ABOUT: The 1870s saw a rapid expansion of cheap book publishing. The lack of an international copyright agreement made it easy to reprint popular English fiction, and by holding the costs to a minimum the reprint house was able to turn a quick profit. Such a venture was the Seaside Library, which Munro began in May 1877 with the publication of Mrs. Henry Wood's East Lynne. The Seaside Library was a series of cheap quartos, often printed two or three columns to a page. Single volumes sold for ten cents, two-volume sets for twenty. Despite strong competition, the Seaside Library quickly dominated the market.... An average of 10,000 copies of each Seaside title were sold. (DLB 49). By 1883 the overproduction of paperbacks caused such a glut that the American News Company, to cite one instance, returned to Seaside Library 1,200,000 copies it could not sell. Later Munro disposed of 3,000,000 of his unsalable reprints for $30,000 to soap companies which gave a free copy with each bar of soap. (Madison, p54). See also DLB.

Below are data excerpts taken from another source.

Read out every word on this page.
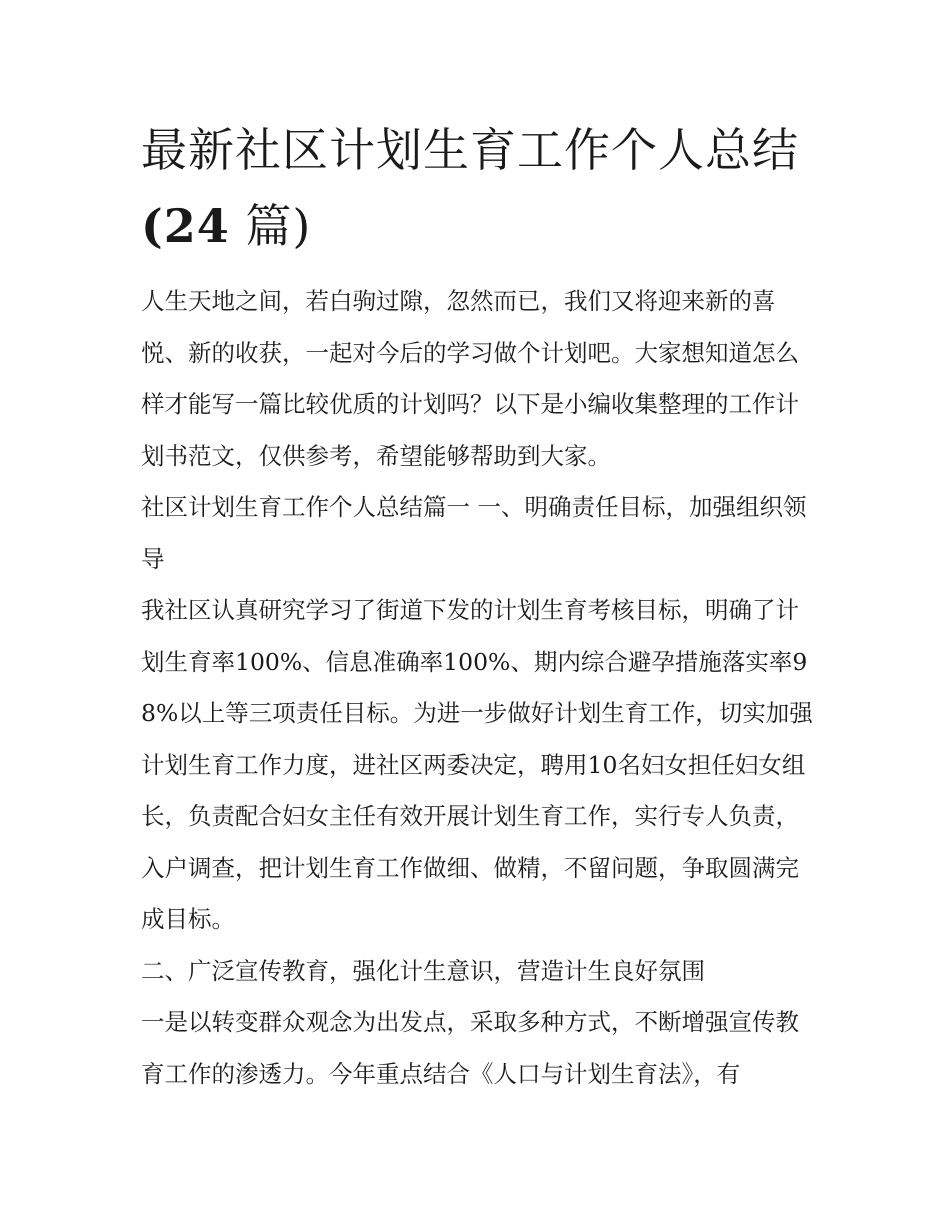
最新社区计划生育工作个人总结(24 篇)

人生天地之间，若白驹过隙，忽然而已，我们又将迎来新的喜悦、新的收获，一起对今后的学习做个计划吧。大家想知道怎么样才能写一篇比较优质的计划吗？以下是小编收集整理的工作计划书范文，仅供参考，希望能够帮助到大家。

社区计划生育工作个人总结篇一 一、明确责任目标，加强组织领导

我社区认真研究学习了街道下发的计划生育考核目标，明确了计划生育率100%、信息准确率100%、期内综合避孕措施落实率98%以上等三项责任目标。为进一步做好计划生育工作，切实加强计划生育工作力度，进社区两委决定，聘用10名妇女担任妇女组长，负责配合妇女主任有效开展计划生育工作，实行专人负责，入户调查，把计划生育工作做细、做精，不留问题，争取圆满完成目标。

二、广泛宣传教育，强化计生意识，营造计生良好氛围

一是以转变群众观念为出发点，采取多种方式，不断增强宣传教育工作的渗透力。今年重点结合《人口与计划生育法》，有
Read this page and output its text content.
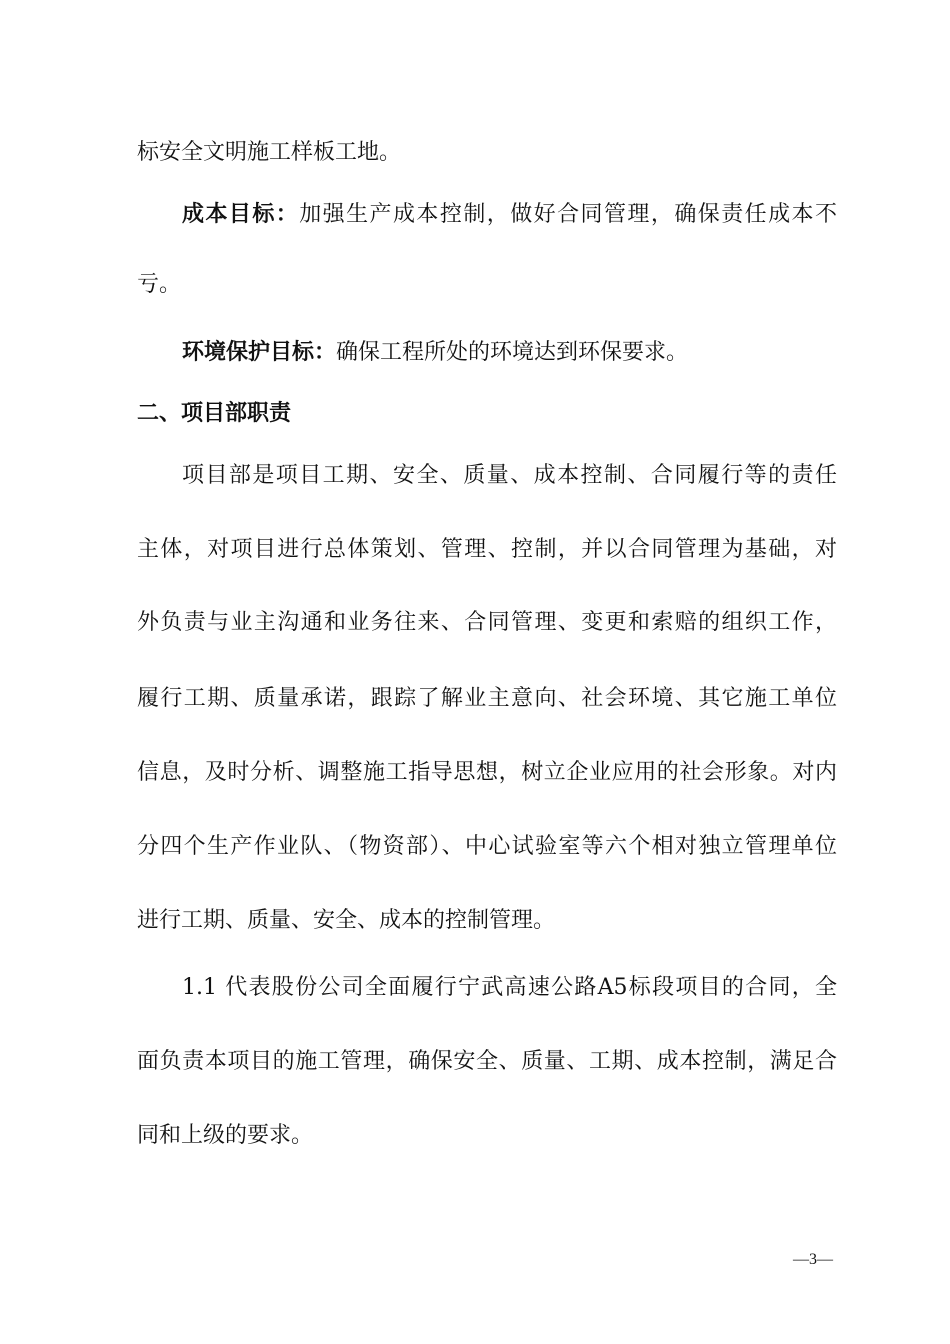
标安全文明施工样板工地。
成本目标：加强生产成本控制，做好合同管理，确保责任成本不
亏。
环境保护目标：确保工程所处的环境达到环保要求。
二、项目部职责
项目部是项目工期、安全、质量、成本控制、合同履行等的责任
主体，对项目进行总体策划、管理、控制，并以合同管理为基础，对
外负责与业主沟通和业务往来、合同管理、变更和索赔的组织工作，
履行工期、质量承诺，跟踪了解业主意向、社会环境、其它施工单位
信息，及时分析、调整施工指导思想，树立企业应用的社会形象。对内
分四个生产作业队、（物资部）、中心试验室等六个相对独立管理单位
进行工期、质量、安全、成本的控制管理。
1.1 代表股份公司全面履行宁武高速公路A5标段项目的合同，全
面负责本项目的施工管理，确保安全、质量、工期、成本控制，满足合
同和上级的要求。
—3—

There is a entry for Munro, written by Oliver Wendell Holmes, in the Dictionary of American Biography (volume 13, pages 331-332). Munro was born in 1825; died April 23, 1896. Schurman includes some further information on this company and Shove has nine pages on Munro and the Seaside Library; see research tools. For an 1883 brief biography and a portrait of Munro, click here. In 1890 Munro leased rights to the Seaside Library to John W. Lovell's attempt to create a monopoly for reprinters; for the decision in an 1896 suit which emerged from that lease, click here.
LUCILE’s ISSUED BY George Munro:
Copyrighted 1880. About 210x320mm (double-column magazine format). XXXVII Double Number. Seaside Library No. 766. Price 20 cents. Library of Congress; Harvard: with cover page listing authors represented in the Seaside Library.